Already, TV Guide Classic has shown signs of discomfort with itself, as best seen with all those multiple-cover gimmicks about theatrical movies that aren’t even on TV yet. And in an age of hundreds of national cable channels, a digest-sized database of thousands of shows is a monumental ongoing undertaking.

But without the local listings, it’s just not TV Guide anymore. And it’d take a monumental effort to re-create the national and local databases TV Guide‘s scrapping. Time Inc. tried in the ’80s with TV-Cable Week, but that was a massive money pit of a project that never got past test markets.

The only other way would be to start a print mag based on the newspaper-syndicate databases of TV listings (such as that of Tribune Media Services); but that’d compete with the newspapers that are the syndicate’s current customers.

Three and a half years before the FCC’s scheduled to turn off the original channels 2-13 (all current stations must migrate to digital UHF feeds before then), the “permanent” (i.e., print) medium that chronicled those channels is going away in all but name.

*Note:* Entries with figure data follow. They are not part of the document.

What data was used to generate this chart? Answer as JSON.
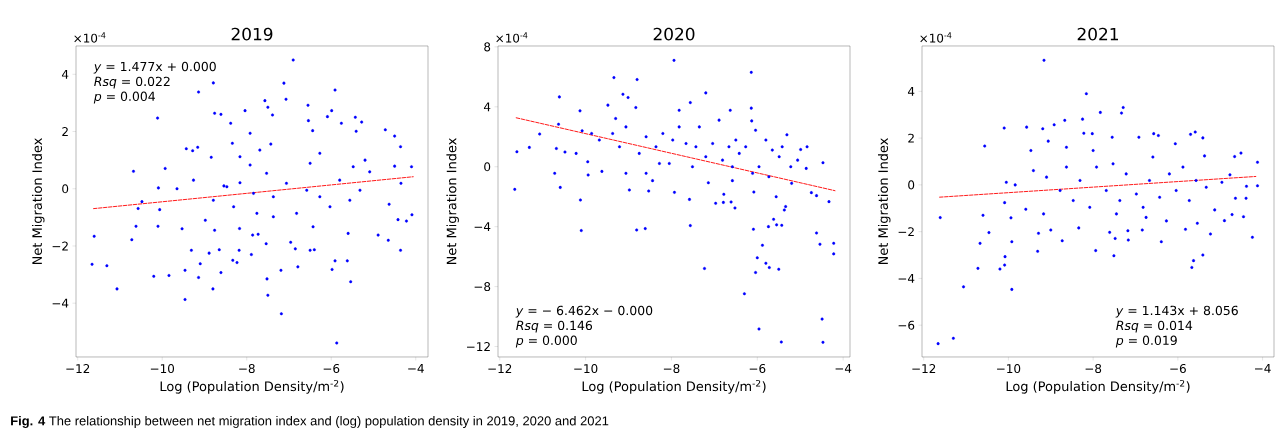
{
  "chart_data": [
    {
      "type": "scatter",
      "title": "2019",
      "xlabel": "Log (Population Density/m$^{-2}$)",
      "ylabel": "Net Migration Index",
      "annotations": [
        "×10$^{-4}$",
        "*y* = 1.477x + 0.000",
        "*Rsq* = 0.022",
        "*p* = 0.004",
        "**Fig. 4**  The relationship between net migration index and (log) population density in 2019, 2020 and 2021"
      ],
      "xlim": [
        -12.04,
        -3.71
      ],
      "ylim": [
        -5.88,
        4.99
      ],
      "xticks": [
        {
          "value": -12,
          "label": "−12"
        },
        {
          "value": -10,
          "label": "−10"
        },
        {
          "value": -8,
          "label": "−8"
        },
        {
          "value": -6,
          "label": "−6"
        },
        {
          "value": -4,
          "label": "−4"
        }
      ],
      "yticks": [
        {
          "value": -4,
          "label": "−4"
        },
        {
          "value": -2,
          "label": "−2"
        },
        0,
        2,
        4
      ],
      "grid": false,
      "series": [
        {
          "marker": "circle",
          "color": "#0000ff",
          "x": [
            -11.66,
            -11.61,
            -11.31,
            -11.07,
            -10.72,
            -10.68,
            -10.62,
            -10.57,
            -10.48,
            -10.2,
            -10.11,
            -10.09,
            -10.1,
            -10.06,
            -9.93,
            -9.84,
            -9.65,
            -9.53,
            -9.46,
            -9.43,
            -9.46,
            -9.31,
            -9.28,
            -9.14,
            -9.16,
            -9.14,
            -9.1,
            -8.98,
            -8.89,
            -8.84,
            -8.79,
            -8.8,
            -8.76,
            -8.76,
            -8.61,
            -8.61,
            -8.65,
            -8.54,
            -8.38,
            -8.34,
            -8.33,
            -8.23,
            -8.18,
            -8.17,
            -8.04,
            -7.92,
            -7.89,
            -7.86,
            -7.73,
            -7.57,
            -7.52,
            -7.5,
            -7.5,
            -7.54,
            -7.39,
            -7.43,
            -7.18,
            -7.12,
            -7.07,
            -7.19,
            -6.9,
            -6.96,
            -6.79,
            -6.85,
            -6.55,
            -6.54,
            -6.44,
            -6.5,
            -6.4,
            -6.43,
            -6.09,
            -5.99,
            -5.91,
            -5.91,
            -5.98,
            -5.87,
            -5.76,
            -5.62,
            -5.54,
            -5.6,
            -5.43,
            -5.28,
            -5.41,
            -5.2,
            -5.09,
            -4.89,
            -4.72,
            -4.65,
            -4.5,
            -4.36,
            -4.36,
            -4.42,
            -4.22,
            -4.1,
            -4.09,
            -4.35,
            -4.5,
            -4.63,
            -8.47,
            -8.16,
            -7.92,
            -7.84,
            -7.53,
            -7.37,
            -7.06,
            -6.82,
            -6.58,
            -6.27,
            -6.03,
            -5.8,
            -5.56,
            -5.32,
            -8.31,
            -8.79,
            -9.26,
            -8.16,
            -7.69,
            -6.5,
            -6.27,
            -7.76,
            -7.37,
            -5.48
          ],
          "values": [
            -2.64,
            -1.66,
            -2.69,
            -3.5,
            -1.78,
            0.61,
            -1.31,
            -0.69,
            -0.45,
            -3.06,
            2.47,
            0.03,
            -1.31,
            -0.73,
            0.71,
            -3.03,
            0.0,
            -1.4,
            -3.87,
            1.4,
            -2.85,
            -2.15,
            1.33,
            3.38,
            1.45,
            -3.1,
            -2.62,
            -1.1,
            -2.25,
            1.1,
            3.7,
            -3.5,
            2.64,
            -1.45,
            2.6,
            -2.93,
            -2.13,
            0.1,
            2.29,
            1.59,
            -2.5,
            -2.58,
            -2.15,
            -1.39,
            2.73,
            1.94,
            -2.3,
            -1.62,
            -1.59,
            3.08,
            -3.15,
            -3.72,
            2.85,
            -1.92,
            2.58,
            1.56,
            -4.37,
            3.69,
            3.13,
            -2.85,
            4.5,
            -1.87,
            -2.73,
            -2.1,
            2.92,
            2.38,
            2.03,
            -2.15,
            -2.13,
            -1.33,
            2.52,
            2.73,
            3.45,
            -2.52,
            -2.82,
            -5.39,
            2.29,
            -2.52,
            -3.25,
            -1.56,
            2.5,
            2.33,
            2.01,
            1.0,
            0.59,
            -1.62,
            2.06,
            -1.8,
            1.84,
            1.47,
            -2.15,
            -1.08,
            -1.13,
            0.77,
            -0.91,
            0.19,
            0.79,
            -0.54,
            0.07,
            0.21,
            0.83,
            -0.16,
            0.54,
            -0.28,
            0.19,
            -0.86,
            -0.05,
            -0.28,
            -0.63,
            0.3,
            -0.4,
            -0.05,
            -0.63,
            -0.4,
            0.3,
            1.12,
            1.35,
            0.89,
            1.24,
            -0.86,
            -0.98,
            0.77
          ]
        },
        {
          "type": "line",
          "marker": "none",
          "line_style": "dashed",
          "color": "#ff0000",
          "x": [
            -11.66,
            -4.06
          ],
          "values": [
            -0.7,
            0.42
          ]
        }
      ]
    },
    {
      "type": "scatter",
      "title": "2020",
      "xlabel": "Log (Population Density/m$^{-2}$)",
      "ylabel": "Net Migration Index",
      "annotations": [
        "×10$^{-4}$",
        "*y* =  − 6.462x − 0.000",
        "*Rsq* = 0.146",
        "*p* = 0.000"
      ],
      "xlim": [
        -12.04,
        -3.84
      ],
      "ylim": [
        -12.7,
        8.06
      ],
      "xticks": [
        {
          "value": -12,
          "label": "−12"
        },
        {
          "value": -10,
          "label": "−10"
        },
        {
          "value": -8,
          "label": "−8"
        },
        {
          "value": -6,
          "label": "−6"
        },
        {
          "value": -4,
          "label": "−4"
        }
      ],
      "yticks": [
        {
          "value": -12,
          "label": "−12"
        },
        {
          "value": -8,
          "label": "−8"
        },
        {
          "value": -4,
          "label": "−4"
        },
        0,
        4,
        8
      ],
      "grid": false,
      "series": [
        {
          "marker": "circle",
          "color": "#0000ff",
          "x": [
            -11.65,
            -11.6,
            -11.31,
            -11.07,
            -10.72,
            -10.68,
            -10.63,
            -10.61,
            -10.59,
            -10.48,
            -10.22,
            -10.13,
            -10.12,
            -10.1,
            -10.08,
            -9.95,
            -9.94,
            -9.86,
            -9.62,
            -9.48,
            -9.34,
            -9.3,
            -9.13,
            -9.01,
            -8.98,
            -8.8,
            -8.81,
            -8.83,
            -8.61,
            -8.53,
            -8.44,
            -7.94,
            -7.93,
            -7.82,
            -7.58,
            -7.56,
            -7.56,
            -7.23,
            -7.2,
            -7.14,
            -6.97,
            -6.78,
            -6.79,
            -6.61,
            -6.52,
            -6.63,
            -6.58,
            -6.3,
            -6.14,
            -6.14,
            -6.13,
            -6.09,
            -6.08,
            -6.04,
            -6.0,
            -5.96,
            -5.88,
            -5.8,
            -5.74,
            -5.72,
            -5.62,
            -5.56,
            -5.55,
            -5.5,
            -5.44,
            -5.43,
            -5.37,
            -5.34,
            -5.31,
            -5.22,
            -5.2,
            -5.06,
            -4.99,
            -4.84,
            -4.86,
            -4.74,
            -4.62,
            -4.62,
            -4.54,
            -4.49,
            -4.47,
            -4.47,
            -4.33,
            -4.22,
            -4.22,
            -9.68,
            -9.37,
            -9.21,
            -9.06,
            -8.75,
            -8.59,
            -8.36,
            -8.2,
            -8.05,
            -7.97,
            -7.82,
            -7.66,
            -7.43,
            -7.35,
            -7.2,
            -7.04,
            -6.89,
            -6.81,
            -6.66,
            -6.5,
            -6.42,
            -6.27,
            -6.04,
            -5.96,
            -5.8,
            -5.65,
            -5.49,
            -5.42,
            -8.59,
            -8.28,
            -7.51,
            -6.58,
            -6.11,
            -5.73,
            -9.06
          ],
          "values": [
            -1.51,
            1.0,
            1.29,
            2.18,
            -0.44,
            1.22,
            2.84,
            4.66,
            -1.38,
            0.98,
            0.89,
            3.73,
            -2.22,
            -4.26,
            2.4,
            0.33,
            -0.55,
            2.22,
            -0.31,
            4.11,
            5.95,
            3.22,
            4.84,
            4.62,
            -1.55,
            5.82,
            -4.22,
            3.95,
            -4.13,
            -1.62,
            -0.93,
            7.1,
            -1.71,
            3.77,
            -2.18,
            -3.93,
            4.28,
            -6.79,
            4.93,
            -1.07,
            -2.44,
            -1.84,
            -2.38,
            -2.35,
            -2.75,
            3.77,
            -0.93,
            -8.48,
            6.3,
            3.91,
            3.06,
            -4.17,
            -1.69,
            -7.06,
            -6.08,
            -10.83,
            -5.24,
            -6.44,
            -4.0,
            -6.73,
            -3.51,
            -2.0,
            -3.88,
            -6.84,
            -11.7,
            -3.91,
            -2.89,
            -2.66,
            2.13,
            0.0,
            -1.11,
            0.44,
            1.15,
            1.33,
            -0.11,
            -1.73,
            -1.93,
            -4.42,
            -5.17,
            -10.17,
            -11.72,
            0.27,
            -2.33,
            -5.11,
            -5.82,
            1.78,
            2.22,
            1.33,
            2.66,
            0.89,
            2.0,
            1.33,
            2.22,
            0.22,
            1.78,
            2.66,
            1.55,
            1.33,
            2.66,
            0.67,
            1.55,
            3.11,
            0.44,
            1.33,
            1.78,
            0.89,
            1.33,
            2.44,
            0.0,
            1.78,
            1.11,
            0.67,
            1.33,
            -0.44,
            0.22,
            0.0,
            0.0,
            -0.44,
            -0.67,
            -0.44
          ]
        },
        {
          "type": "line",
          "marker": "none",
          "line_style": "dashed",
          "color": "#ff0000",
          "x": [
            -11.65,
            -4.19
          ],
          "values": [
            3.29,
            -1.6
          ]
        }
      ]
    },
    {
      "type": "scatter",
      "title": "2021",
      "xlabel": "Log (Population Density/m$^{-2}$)",
      "ylabel": "Net Migration Index",
      "annotations": [
        "×10$^{-4}$",
        "*y* = 1.143x + 8.056",
        "*Rsq* = 0.014",
        "*p* = 0.019"
      ],
      "xlim": [
        -12.04,
        -3.73
      ],
      "ylim": [
        -7.36,
        5.94
      ],
      "xticks": [
        {
          "value": -12,
          "label": "−12"
        },
        {
          "value": -10,
          "label": "−10"
        },
        {
          "value": -8,
          "label": "−8"
        },
        {
          "value": -6,
          "label": "−6"
        },
        {
          "value": -4,
          "label": "−4"
        }
      ],
      "yticks": [
        {
          "value": -6,
          "label": "−6"
        },
        {
          "value": -4,
          "label": "−4"
        },
        {
          "value": -2,
          "label": "−2"
        },
        0,
        2,
        4
      ],
      "grid": false,
      "series": [
        {
          "marker": "circle",
          "color": "#0000ff",
          "x": [
            -11.66,
            -11.61,
            -11.3,
            -11.06,
            -10.72,
            -10.67,
            -10.6,
            -10.56,
            -10.46,
            -10.2,
            -10.1,
            -10.09,
            -10.08,
            -10.09,
            -10.05,
            -9.92,
            -9.92,
            -9.94,
            -9.84,
            -9.57,
            -9.59,
            -9.47,
            -9.31,
            -9.29,
            -9.16,
            -9.19,
            -9.17,
            -9.06,
            -9.0,
            -8.92,
            -8.73,
            -8.67,
            -8.34,
            -8.25,
            -8.16,
            -8.22,
            -8.02,
            -7.94,
            -7.83,
            -7.61,
            -7.55,
            -7.51,
            -7.48,
            -7.33,
            -7.29,
            -7.17,
            -7.18,
            -6.92,
            -6.84,
            -6.57,
            -6.46,
            -6.39,
            -6.27,
            -6.06,
            -5.82,
            -5.7,
            -5.59,
            -5.67,
            -5.63,
            -5.54,
            -5.41,
            -5.41,
            -5.37,
            -5.23,
            -5.13,
            -4.96,
            -4.9,
            -4.77,
            -4.72,
            -4.66,
            -4.64,
            -4.51,
            -4.45,
            -4.39,
            -4.38,
            -4.24,
            -4.12,
            -4.12,
            -9.41,
            -9.1,
            -8.78,
            -8.63,
            -8.47,
            -8.31,
            -8.08,
            -7.92,
            -7.69,
            -7.53,
            -7.37,
            -7.22,
            -6.98,
            -6.82,
            -6.67,
            -6.43,
            -6.2,
            -6.04,
            -5.88,
            -5.73,
            -5.57,
            -5.33,
            -8.63,
            -8.0,
            -6.59,
            -7.45,
            -6.75
          ],
          "values": [
            -6.79,
            -1.4,
            -6.56,
            -4.36,
            -3.57,
            -2.5,
            -1.3,
            1.66,
            -2.04,
            -3.6,
            2.43,
            -3.43,
            -3.07,
            -0.76,
            0.11,
            -4.47,
            -2.43,
            -1.41,
            0.0,
            2.47,
            -1.04,
            1.47,
            -2.84,
            -2.07,
            5.33,
            2.4,
            -1.24,
            1.87,
            -1.93,
            2.57,
            -2.39,
            2.76,
            -1.84,
            2.81,
            3.9,
            2.21,
            2.19,
            -2.81,
            3.1,
            -2.03,
            2.04,
            -3.03,
            -2.29,
            3.07,
            3.31,
            -2.36,
            -1.96,
            2.04,
            -1.93,
            2.19,
            2.11,
            -2.43,
            -1.54,
            1.76,
            -1.9,
            2.16,
            2.26,
            -3.53,
            -3.24,
            -1.64,
            2.01,
            -3.0,
            1.24,
            -2.1,
            -1.07,
            0.11,
            -1.53,
            0.43,
            -1.27,
            1.21,
            -0.57,
            1.36,
            -1.36,
            -0.57,
            -0.06,
            -2.24,
            0.97,
            -0.04,
            0.61,
            0.33,
            -0.24,
            0.76,
            -0.67,
            0.19,
            -0.96,
            0.76,
            -0.24,
            0.9,
            -0.67,
            0.47,
            -0.39,
            -0.96,
            0.19,
            -0.53,
            0.47,
            -0.24,
            0.76,
            -0.67,
            0.19,
            -0.1,
            1.61,
            1.47,
            1.19,
            -1.24,
            -1.39
          ]
        },
        {
          "type": "line",
          "marker": "none",
          "line_style": "dashed",
          "color": "#ff0000",
          "x": [
            -11.66,
            -4.16
          ],
          "values": [
            -0.53,
            0.36
          ]
        }
      ]
    }
  ]
}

Here are further links to the story, from TV-biz analyst Phillip Swann, the blog site TV Squad, and entertainment historian Jerry Beck.

JAMES DOOHAN, R.I.P.
Jul 21st, 2005 by Clark Humphrey

The Vancouver native and D-Day veteran will be known forever as Scotty on the original Star Trek and the first seven Trek movies. He also vied with Tony Randall in that Viagra-era phemonenon known as elderly celeb fatherhood, having sired his last kid at age 80 (five years ago).

As the Enterprise’s chief engineer and transporter jockey, Doohan was the voice and face of imagined 24th-century high tech. How appropriate/ironic/whatever that his final home was in Redmond, the suburb whose name means technology in today’s world.

WHERE ARE THEY NOW? DEPT.
Jul 19th, 2005 by Clark Humphrey

Joe Guppy, one of the founding cast members of KING-TV’s lamented comedy show Almost Live!, is now a shrink, and has some notes of caution to strike about today’s test-score obsession in the schools.

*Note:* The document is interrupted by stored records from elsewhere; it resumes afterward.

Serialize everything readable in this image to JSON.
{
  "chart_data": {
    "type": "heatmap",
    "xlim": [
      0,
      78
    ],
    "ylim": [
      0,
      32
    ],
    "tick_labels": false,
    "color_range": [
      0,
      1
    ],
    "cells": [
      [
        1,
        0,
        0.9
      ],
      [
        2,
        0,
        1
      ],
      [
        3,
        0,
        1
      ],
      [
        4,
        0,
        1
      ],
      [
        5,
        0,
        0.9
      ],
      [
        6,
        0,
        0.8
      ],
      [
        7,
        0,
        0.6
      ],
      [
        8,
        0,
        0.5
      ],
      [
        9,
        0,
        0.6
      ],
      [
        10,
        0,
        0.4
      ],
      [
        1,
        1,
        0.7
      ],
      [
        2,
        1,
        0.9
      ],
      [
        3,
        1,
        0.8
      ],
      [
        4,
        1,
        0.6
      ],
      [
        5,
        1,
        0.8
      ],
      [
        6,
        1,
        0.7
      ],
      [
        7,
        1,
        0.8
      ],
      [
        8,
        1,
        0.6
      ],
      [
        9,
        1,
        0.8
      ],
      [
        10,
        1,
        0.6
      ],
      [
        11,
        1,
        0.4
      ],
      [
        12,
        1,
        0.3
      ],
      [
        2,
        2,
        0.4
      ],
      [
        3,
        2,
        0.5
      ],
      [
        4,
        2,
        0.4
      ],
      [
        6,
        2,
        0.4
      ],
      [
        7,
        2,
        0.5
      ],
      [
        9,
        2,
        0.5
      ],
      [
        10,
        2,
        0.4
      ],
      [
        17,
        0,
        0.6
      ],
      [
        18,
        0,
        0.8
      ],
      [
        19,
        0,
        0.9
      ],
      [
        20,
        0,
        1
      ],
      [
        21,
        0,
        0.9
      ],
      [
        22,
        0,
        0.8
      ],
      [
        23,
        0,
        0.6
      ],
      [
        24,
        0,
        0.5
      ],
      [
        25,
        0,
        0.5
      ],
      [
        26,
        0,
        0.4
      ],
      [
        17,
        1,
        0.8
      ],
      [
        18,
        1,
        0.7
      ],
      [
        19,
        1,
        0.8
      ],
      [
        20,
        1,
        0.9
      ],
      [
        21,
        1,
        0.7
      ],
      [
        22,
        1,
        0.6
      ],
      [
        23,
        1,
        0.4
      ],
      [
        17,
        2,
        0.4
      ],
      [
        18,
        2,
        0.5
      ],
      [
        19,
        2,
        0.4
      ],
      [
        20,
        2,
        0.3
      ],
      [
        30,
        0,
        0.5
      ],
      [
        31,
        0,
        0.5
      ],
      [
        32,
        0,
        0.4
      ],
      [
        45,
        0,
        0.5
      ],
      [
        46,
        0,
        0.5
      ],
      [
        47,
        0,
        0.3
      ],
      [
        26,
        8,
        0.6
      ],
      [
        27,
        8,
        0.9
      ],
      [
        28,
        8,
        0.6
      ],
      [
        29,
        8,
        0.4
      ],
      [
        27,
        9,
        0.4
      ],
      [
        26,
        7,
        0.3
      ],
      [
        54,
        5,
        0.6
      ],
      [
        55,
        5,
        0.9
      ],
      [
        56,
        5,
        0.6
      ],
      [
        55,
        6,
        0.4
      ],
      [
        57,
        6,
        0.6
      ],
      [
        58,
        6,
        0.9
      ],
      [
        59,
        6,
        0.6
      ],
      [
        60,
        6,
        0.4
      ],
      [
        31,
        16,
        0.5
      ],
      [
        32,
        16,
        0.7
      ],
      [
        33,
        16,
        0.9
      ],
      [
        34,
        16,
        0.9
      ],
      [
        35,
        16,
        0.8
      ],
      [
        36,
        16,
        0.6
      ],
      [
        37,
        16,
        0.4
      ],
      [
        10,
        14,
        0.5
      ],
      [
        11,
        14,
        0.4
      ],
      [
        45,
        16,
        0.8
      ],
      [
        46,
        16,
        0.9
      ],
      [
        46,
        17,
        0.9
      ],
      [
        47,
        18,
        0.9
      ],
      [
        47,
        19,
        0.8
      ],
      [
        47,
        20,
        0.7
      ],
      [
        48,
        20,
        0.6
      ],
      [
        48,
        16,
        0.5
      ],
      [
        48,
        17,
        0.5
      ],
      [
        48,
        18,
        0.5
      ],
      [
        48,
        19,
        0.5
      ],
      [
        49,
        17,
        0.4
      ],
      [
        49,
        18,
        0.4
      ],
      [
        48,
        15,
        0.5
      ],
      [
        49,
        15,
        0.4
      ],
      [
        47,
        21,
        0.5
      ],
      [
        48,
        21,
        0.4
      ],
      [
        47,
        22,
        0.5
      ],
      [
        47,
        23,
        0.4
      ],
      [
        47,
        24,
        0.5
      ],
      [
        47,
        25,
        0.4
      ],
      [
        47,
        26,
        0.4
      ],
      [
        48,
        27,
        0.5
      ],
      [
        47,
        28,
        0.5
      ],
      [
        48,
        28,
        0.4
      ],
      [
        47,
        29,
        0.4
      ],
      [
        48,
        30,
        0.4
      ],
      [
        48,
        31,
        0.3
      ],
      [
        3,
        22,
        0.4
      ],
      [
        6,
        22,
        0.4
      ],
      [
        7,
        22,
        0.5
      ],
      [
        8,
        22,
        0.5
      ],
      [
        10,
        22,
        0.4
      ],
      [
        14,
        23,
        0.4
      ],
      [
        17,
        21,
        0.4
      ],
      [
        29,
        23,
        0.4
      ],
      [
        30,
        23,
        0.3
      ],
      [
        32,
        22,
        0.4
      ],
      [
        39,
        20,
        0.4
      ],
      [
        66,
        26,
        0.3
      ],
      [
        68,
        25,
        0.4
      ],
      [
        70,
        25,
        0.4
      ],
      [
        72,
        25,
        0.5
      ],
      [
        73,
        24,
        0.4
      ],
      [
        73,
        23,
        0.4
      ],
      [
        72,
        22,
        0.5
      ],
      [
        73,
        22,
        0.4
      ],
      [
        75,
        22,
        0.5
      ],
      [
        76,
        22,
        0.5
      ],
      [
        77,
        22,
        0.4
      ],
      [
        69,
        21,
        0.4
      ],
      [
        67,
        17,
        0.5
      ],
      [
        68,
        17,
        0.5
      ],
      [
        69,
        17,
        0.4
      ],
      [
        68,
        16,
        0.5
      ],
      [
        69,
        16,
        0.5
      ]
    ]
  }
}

YOU THINK YOU KNOW 'DRACONIAN FEAR?'
Jul 14th, 2005 by Clark Humphrey

You think you know the brutal results of abject paranoia? Wait ’til you read about some of the potential anti-copying schemes on next-generation DVDs!

The above-linked piece is partly based on real rumors and partly on wild speculation; this follow-up attempts to clarify, but only makes matters worse, as the author acknowledges one of the Hollywood studios’ worst rumored schemes might be true. (Said scheme would limit the types of output plugs on new DVD players, so that many existing TVs wouldn’t be able to hook up to them.)

CATHODE CORNER #2
Jun 28th, 2005 by Clark Humphrey

Current TV, the quasi-news cable channel being funded by Al Gore and friends, still hasn’t begun cablecasting, but it does have a website with a FAQ list. It’s not very clear about just what the programming will be, except that it will be short on breaking news and big on “short video segments–each just two to five minutes long–with recurring themes and styles.”

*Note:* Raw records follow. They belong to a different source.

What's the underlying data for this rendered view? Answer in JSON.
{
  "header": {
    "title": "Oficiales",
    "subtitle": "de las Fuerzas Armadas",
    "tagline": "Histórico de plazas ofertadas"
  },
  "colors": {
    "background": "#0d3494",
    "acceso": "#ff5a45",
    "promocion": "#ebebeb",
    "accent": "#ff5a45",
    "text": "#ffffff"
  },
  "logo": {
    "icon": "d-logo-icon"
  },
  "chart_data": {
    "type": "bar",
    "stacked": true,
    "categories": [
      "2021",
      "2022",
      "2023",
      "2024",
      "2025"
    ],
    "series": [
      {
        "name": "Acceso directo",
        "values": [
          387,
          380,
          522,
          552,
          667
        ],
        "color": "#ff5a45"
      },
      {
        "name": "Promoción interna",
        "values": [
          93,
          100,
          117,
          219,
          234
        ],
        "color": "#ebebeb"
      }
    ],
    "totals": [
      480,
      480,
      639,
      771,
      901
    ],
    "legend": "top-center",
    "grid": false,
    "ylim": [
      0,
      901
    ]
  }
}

Haven’t these guys heard about the Long Attention Span Generation? The kids today don’t want little pre-digested chunks of info; they want engaging multithreaded storylines.

I’m not one of those kids, as you know. I happen to luv quick info-bytes. But what I like might not be what’s most marketable to my juniors.

CATHODE CORNER
Jun 28th, 2005 by Clark Humphrey

The new Doctor Who ends its first season on CBC tonight. And wouldn’t you know it, but the show’s star Christopher Eccleston has aleady quit, which means the title role (recast six times in the original 1963-89 series) will be recast again. The new Doc will be the Scots actor David Tennant, whose credits include a recent BBC Casanova miniseries. Hmmm: A Scot with a time machine. Perhaps he could go back in time 16 years and warn the distilleries in his homeland about the current revival in, and shortage of, 16-year-old single malt Scotches.

DECLINE-N'-FALL DEPT.
Jun 28th, 2005 by Clark Humphrey

As you recall, the Miss America Pageant had been indefinitely delayed while organizers sought a new TV home. They’ve got one. They’re stepping down from the heights of ABC to the depths of Country Music Television. (Not even WE: Women’s Entertainment!) Oh, and there won’t be a pageant this year but in January ’06. And it might not even be in Atlantic City.